In December, Ian Stewart was in London, preparing to fly to New York to help put the Stones’ album to rights, when he began having breathing problems. The forty-seven-year-old Stu, the acknowledged cofounder and conscience of the Stones, had been depressed over the band’s chronic problems. On December 12, he died of a heart attack while waiting to see his doctor in a West London clinic. Stu’s funeral, the capper to a horrendous year for the Rolling Stones, was attended by the whole band and the upper echelon of the English rockocracy. No one had ever seen Mick Jagger tearful in public before, as Stu’s favorite song, “Boogie Woogie
Dreams,” was played at the end of the service. Keith nudged Ron Wood and whispered dolefully, “Now who’s gonna tell us off when we fuck up?”

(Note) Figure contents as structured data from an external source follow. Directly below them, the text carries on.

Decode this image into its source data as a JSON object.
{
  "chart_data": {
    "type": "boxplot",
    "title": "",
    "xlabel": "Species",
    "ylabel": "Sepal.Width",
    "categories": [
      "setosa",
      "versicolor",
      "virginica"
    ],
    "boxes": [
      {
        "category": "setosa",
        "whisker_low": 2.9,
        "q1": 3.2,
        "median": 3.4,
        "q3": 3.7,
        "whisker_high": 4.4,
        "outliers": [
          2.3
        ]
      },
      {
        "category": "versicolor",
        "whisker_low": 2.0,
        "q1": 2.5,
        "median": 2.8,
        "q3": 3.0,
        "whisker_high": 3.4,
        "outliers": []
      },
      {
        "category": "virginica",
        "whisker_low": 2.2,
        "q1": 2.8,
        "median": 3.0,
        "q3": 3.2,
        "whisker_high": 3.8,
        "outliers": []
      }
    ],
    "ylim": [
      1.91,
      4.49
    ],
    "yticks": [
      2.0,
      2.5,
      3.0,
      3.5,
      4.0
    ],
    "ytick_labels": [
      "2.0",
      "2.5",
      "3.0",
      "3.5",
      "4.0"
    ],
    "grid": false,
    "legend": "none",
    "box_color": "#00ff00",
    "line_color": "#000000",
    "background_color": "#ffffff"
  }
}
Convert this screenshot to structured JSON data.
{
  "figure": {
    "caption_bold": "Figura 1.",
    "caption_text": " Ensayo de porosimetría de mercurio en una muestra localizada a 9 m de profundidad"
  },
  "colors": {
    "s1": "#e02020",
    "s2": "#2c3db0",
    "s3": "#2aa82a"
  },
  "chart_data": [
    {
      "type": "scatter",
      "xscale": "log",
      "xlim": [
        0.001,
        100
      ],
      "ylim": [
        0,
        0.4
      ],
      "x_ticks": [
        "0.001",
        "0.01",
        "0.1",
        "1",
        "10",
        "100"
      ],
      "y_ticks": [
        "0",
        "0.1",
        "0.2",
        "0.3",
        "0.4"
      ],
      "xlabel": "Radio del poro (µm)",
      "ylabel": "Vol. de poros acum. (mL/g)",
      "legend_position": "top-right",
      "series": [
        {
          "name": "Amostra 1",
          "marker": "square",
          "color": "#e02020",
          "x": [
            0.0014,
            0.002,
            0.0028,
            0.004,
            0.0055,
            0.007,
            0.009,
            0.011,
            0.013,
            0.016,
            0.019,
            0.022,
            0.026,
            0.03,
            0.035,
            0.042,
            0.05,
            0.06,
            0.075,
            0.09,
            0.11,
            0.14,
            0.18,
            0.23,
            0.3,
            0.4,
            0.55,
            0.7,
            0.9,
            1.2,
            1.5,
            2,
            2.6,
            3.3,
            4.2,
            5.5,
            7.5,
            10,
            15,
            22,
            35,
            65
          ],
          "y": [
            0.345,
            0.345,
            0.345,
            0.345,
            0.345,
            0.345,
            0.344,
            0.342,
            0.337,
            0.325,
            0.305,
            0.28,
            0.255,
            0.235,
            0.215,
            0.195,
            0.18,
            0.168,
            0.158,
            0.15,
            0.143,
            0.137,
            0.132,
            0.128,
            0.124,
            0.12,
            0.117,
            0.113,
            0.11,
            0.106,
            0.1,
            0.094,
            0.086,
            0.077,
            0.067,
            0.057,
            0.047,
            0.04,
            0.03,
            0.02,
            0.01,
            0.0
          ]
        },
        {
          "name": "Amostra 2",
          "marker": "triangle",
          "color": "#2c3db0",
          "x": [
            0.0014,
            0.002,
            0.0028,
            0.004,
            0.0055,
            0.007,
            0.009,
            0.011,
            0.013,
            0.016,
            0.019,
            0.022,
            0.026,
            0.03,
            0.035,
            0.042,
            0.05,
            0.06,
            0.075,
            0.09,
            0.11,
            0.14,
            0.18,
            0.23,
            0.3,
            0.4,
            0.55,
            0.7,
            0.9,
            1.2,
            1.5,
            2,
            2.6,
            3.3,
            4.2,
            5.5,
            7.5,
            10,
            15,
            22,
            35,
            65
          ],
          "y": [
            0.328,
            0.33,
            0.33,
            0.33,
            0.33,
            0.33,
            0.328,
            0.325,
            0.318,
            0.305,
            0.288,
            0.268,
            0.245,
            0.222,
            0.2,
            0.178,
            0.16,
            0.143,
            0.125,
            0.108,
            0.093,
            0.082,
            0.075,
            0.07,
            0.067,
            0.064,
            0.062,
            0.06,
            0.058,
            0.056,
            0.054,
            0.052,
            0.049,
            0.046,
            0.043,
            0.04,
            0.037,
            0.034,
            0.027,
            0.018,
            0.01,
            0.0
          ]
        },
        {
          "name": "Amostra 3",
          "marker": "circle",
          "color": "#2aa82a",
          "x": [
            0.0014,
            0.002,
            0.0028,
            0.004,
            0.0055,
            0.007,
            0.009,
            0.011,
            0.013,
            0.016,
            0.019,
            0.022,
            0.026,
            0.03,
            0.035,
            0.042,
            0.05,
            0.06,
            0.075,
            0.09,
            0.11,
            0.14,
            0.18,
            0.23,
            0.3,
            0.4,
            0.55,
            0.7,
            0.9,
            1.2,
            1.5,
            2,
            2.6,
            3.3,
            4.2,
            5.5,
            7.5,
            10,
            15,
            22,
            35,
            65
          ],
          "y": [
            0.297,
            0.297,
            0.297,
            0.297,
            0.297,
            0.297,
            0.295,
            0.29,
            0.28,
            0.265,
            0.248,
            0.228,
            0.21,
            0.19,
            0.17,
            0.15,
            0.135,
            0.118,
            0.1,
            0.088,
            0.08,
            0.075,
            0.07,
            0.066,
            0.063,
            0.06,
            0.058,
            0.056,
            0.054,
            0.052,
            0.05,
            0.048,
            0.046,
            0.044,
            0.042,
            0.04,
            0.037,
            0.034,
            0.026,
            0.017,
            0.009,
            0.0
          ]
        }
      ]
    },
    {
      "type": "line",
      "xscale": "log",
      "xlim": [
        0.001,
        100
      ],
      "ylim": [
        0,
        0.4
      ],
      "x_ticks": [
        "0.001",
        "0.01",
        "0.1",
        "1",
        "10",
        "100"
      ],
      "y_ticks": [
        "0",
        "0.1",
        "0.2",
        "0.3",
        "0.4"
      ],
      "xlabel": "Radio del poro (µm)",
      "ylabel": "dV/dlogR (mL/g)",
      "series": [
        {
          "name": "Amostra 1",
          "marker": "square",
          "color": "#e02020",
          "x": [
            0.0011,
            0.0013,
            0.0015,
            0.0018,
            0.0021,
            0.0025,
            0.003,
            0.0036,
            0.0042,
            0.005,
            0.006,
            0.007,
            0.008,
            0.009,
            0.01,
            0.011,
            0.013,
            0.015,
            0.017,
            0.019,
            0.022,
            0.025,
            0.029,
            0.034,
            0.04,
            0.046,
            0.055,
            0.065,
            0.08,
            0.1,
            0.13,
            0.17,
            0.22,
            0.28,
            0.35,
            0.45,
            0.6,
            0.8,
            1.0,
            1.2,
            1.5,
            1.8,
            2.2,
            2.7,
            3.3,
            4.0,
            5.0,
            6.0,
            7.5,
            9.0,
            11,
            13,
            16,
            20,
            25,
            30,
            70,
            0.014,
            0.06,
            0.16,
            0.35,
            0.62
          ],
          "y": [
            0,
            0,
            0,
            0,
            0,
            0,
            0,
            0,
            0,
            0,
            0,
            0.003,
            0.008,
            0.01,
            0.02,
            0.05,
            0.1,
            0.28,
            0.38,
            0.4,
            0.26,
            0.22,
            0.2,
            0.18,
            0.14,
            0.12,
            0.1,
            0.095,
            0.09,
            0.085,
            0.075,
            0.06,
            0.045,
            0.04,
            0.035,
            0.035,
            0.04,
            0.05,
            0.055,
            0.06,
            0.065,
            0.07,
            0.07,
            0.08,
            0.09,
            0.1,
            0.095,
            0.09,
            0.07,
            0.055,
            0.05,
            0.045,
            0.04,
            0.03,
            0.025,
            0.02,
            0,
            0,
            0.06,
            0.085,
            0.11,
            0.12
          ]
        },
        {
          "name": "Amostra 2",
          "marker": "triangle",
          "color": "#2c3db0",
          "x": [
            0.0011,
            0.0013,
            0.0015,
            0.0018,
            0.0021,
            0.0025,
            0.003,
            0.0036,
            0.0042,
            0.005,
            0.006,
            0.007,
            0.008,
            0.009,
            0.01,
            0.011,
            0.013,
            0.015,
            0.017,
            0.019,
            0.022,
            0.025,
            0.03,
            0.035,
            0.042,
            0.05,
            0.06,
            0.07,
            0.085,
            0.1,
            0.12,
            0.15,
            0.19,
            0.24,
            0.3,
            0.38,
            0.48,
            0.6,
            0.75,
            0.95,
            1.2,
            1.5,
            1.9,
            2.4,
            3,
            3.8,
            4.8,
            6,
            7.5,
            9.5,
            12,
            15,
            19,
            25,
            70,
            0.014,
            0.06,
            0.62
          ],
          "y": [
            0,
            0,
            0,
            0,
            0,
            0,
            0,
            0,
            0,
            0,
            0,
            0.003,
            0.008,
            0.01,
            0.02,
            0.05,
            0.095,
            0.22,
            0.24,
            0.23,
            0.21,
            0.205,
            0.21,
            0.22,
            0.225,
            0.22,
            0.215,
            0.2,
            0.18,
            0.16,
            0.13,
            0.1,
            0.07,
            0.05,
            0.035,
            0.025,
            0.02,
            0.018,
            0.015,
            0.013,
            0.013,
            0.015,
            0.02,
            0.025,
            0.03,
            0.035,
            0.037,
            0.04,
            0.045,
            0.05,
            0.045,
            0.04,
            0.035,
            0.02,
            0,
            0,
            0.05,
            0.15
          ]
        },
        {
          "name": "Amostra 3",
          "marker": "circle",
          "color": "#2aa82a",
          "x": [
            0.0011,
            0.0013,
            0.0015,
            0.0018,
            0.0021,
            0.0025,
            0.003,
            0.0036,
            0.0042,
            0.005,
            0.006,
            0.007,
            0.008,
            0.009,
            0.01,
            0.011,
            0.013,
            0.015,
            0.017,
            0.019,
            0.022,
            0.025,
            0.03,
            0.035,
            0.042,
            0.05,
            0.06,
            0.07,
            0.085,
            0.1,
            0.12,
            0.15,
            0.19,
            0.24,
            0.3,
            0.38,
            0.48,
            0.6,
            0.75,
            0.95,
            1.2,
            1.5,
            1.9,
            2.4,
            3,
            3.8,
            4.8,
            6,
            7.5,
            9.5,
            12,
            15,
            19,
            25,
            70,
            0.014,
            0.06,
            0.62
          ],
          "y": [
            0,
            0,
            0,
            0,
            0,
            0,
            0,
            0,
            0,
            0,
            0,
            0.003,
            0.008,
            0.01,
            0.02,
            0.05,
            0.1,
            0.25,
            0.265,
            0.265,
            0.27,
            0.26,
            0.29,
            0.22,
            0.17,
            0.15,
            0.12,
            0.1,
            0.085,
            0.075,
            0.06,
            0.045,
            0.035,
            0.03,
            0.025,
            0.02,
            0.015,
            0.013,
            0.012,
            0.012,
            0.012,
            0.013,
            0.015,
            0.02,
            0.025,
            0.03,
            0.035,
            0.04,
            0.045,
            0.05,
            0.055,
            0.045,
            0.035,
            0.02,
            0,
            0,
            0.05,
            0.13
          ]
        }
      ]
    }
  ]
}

Stu’s death sent the Stones into catalepsy. In New York, Keith told friends that it was the final nail in the coffin. Stu’s bluff authenticity and common touch had been a long-term constant that had helped hold the Rolling Stones together. When asked to comment on Stu’s death by the fanzine Beggar’s Banquet, Keith blurted out, “Why’d you have to leave us like that, you sod?”
* * *
Straight to Jagger’s Head
January 23, 1986. Keith Richards, fidgeting with nerves, half-drunk to avoid soiling himself, was in the kitchen of the Waldorf-Astoria in New York, waiting to induct the unpredictable Chuck Berry as the first member of the Rock and Roll Hall of Fame. Around tables in the ballroom sat the upper echelon of the music business and many of Keith’s idols: Berry, Little Richard, Jerry Lee Lewis. Keith pulled it off by being candid: “I lifted every lick he ever played, man.” Then a little magic happened for Keith in the all-star jam after the ceremony, as he and Chuck Berry, for once in a good mood, actually managed to play together for the first time. The thing meshed. It rang. It was music. Keith closed his eyes and seemed transported. It was a moment Keith would try to recapture later in a tumultuous year that saw the Rolling Stones stop working after twenty-four years on the job.